Not all automating is bad. I use it to schedule Facebook posts, tweets, and blog posts in advance. The thing is, you can’t just put this stuff on autopilot- consider Murphy’s Law. Facebook, for example, went through a month-long phase where it wasn’t publishing any of the posts I had pre-scheduled. It made it on my radar, and for awhile I had to manually publish everything, but it would’ve made me look lame if updates weren’t publishing for a month because I scheduled them and forgot about it.

Another potential danger to look out for in pre-scheduling  is the actual content. You don’t want to schedule things too far ahead, because new information is constantly coming in and you don’t want to be known for posting month-old articles. In keeping scheduled posts relatively short-term, it’s also more likely that you’ll remember what you’ve scheduled to go out and make adjustments as necessary.

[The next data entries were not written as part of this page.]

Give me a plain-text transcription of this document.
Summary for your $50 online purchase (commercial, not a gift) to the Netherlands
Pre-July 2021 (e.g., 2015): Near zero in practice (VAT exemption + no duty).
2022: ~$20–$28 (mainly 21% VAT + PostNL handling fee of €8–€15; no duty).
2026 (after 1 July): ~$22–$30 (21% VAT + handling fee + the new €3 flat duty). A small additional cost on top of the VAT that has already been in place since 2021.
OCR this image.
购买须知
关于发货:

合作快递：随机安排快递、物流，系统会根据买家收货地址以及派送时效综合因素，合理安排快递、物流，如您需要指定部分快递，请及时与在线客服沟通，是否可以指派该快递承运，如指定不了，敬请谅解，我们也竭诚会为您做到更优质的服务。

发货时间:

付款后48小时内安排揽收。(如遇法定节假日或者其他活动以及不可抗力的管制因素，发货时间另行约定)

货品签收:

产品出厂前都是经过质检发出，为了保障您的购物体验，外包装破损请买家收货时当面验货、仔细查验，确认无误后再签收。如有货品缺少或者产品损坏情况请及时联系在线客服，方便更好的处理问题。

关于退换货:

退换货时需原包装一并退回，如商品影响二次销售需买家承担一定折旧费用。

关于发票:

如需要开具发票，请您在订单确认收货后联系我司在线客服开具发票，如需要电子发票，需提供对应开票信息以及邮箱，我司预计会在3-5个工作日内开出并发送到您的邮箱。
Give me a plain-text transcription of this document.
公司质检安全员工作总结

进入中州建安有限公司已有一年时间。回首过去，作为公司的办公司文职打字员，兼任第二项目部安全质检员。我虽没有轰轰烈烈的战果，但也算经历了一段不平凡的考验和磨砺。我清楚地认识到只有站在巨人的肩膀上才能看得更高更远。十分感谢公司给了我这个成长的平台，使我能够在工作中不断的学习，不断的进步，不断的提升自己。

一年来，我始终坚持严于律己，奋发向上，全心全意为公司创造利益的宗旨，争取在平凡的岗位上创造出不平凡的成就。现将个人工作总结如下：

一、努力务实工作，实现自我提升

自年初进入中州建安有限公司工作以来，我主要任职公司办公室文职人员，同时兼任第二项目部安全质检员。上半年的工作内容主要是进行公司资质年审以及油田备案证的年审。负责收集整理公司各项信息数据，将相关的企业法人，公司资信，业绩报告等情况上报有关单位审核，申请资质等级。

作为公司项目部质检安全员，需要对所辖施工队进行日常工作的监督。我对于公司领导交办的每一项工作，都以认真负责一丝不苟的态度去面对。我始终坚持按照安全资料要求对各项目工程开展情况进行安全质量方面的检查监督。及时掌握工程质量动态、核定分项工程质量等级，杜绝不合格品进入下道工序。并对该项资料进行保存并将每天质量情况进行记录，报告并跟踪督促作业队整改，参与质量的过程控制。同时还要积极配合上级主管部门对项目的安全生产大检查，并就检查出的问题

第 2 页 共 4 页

For instance, if an event that you’re promoting gets cancelled, but you’ve scheduled some status updates to build excitement, it’s really awkward if those end up getting published because you forgot about them.

You can also set up automated posts to respond to mentions on Twitter or Facebook (or anywhere else). As a warning, the results are often hilariously terrible. For example, this automated response from Dominos Pizza:

Dominosfail

 

This person had an excellent Domino’s experience…but Dominos apparently believed it needed a different PR approach on it’s Facebook page…and apologized for the inconvenience.

Scenario 2: Automated Names

These often fail the hardest, and are the biggest giveaways that robots handle your marketing. If you have no interaction with a person besides him filling out a form on your website, you don’t necessarily need to be on a first-name basis. This chart below (from Beachhead) shows the most common reactions to errors in a personalized email.

Costofautofail

 

If it’s a larger corporation, I generally assume most of the marketing emails I get have been automated, so I’m a bit more forgiving (it’s not like the CEO of Old Navy knows my first name). But, if it’s a smaller business and I’m a loyal customer, getting a personalized email for “Amanda” would be a bit offensive. On a scale of “Never visit the website again” to “Automatically delete emails,” I’m probably more of a “Continue receiving emails for mild amusement but never take this business seriously again.” Depending on the individual, you may get more of a “Meh” response to a “This is totally a personal affront” repsonse.

Fun fact: we don’t have first name fields enabled on our email newsletters, and it’s not because we don’t appreciate our individual subscribers- it’s because we read about automation fails and know how potentially damaging a glitch in the system can be).

Scenario 3: Marketing the wrong things to the wrong people.

This tends to be more of a large scale business problem that comes from sending automated sales emails. It’d be kind of embarrassing to send out an email trying to sell a specific type of lawnmower to someone who just purchased one from you earlier in the month. Being on the receiving end of that email would also be confusing: maybe the customer and salesperson had some lengthy phone calls/email exchanges about the purchase, examining options in a way that made the customer feel really, really awesome about his/her new lawnmower. I’m talking zero-buyer’s-remorse positive. This person was raving about how attentive the business was to the needs of individual customers. And then…this tragic email.”What the…it’s like they don’t even know me…

Heavy automation takes away the humanness of marketing. The risk, especially with smaller businesses, is that your existing customers feel undervalued. The reason people enjoy small business interactions is because there’s a unique quality of service implied: a genuine friendliness, a concern for the customer’s needs (in other words, they kind of expect that warm and fuzzy feeling).

This is where something like email segmenting can come in handy, if you have the time and patience to sit down and go through it all. This can help add a personalized element to your automation, plus, your messages are going to get more bang for your buck when they get to the people who will benefit from them.

Takeaway: “Ultimately people buy from people.” Automation clearly has benefits, otherwise no one would be doing it. Find a happy automating medium that feels right for your business.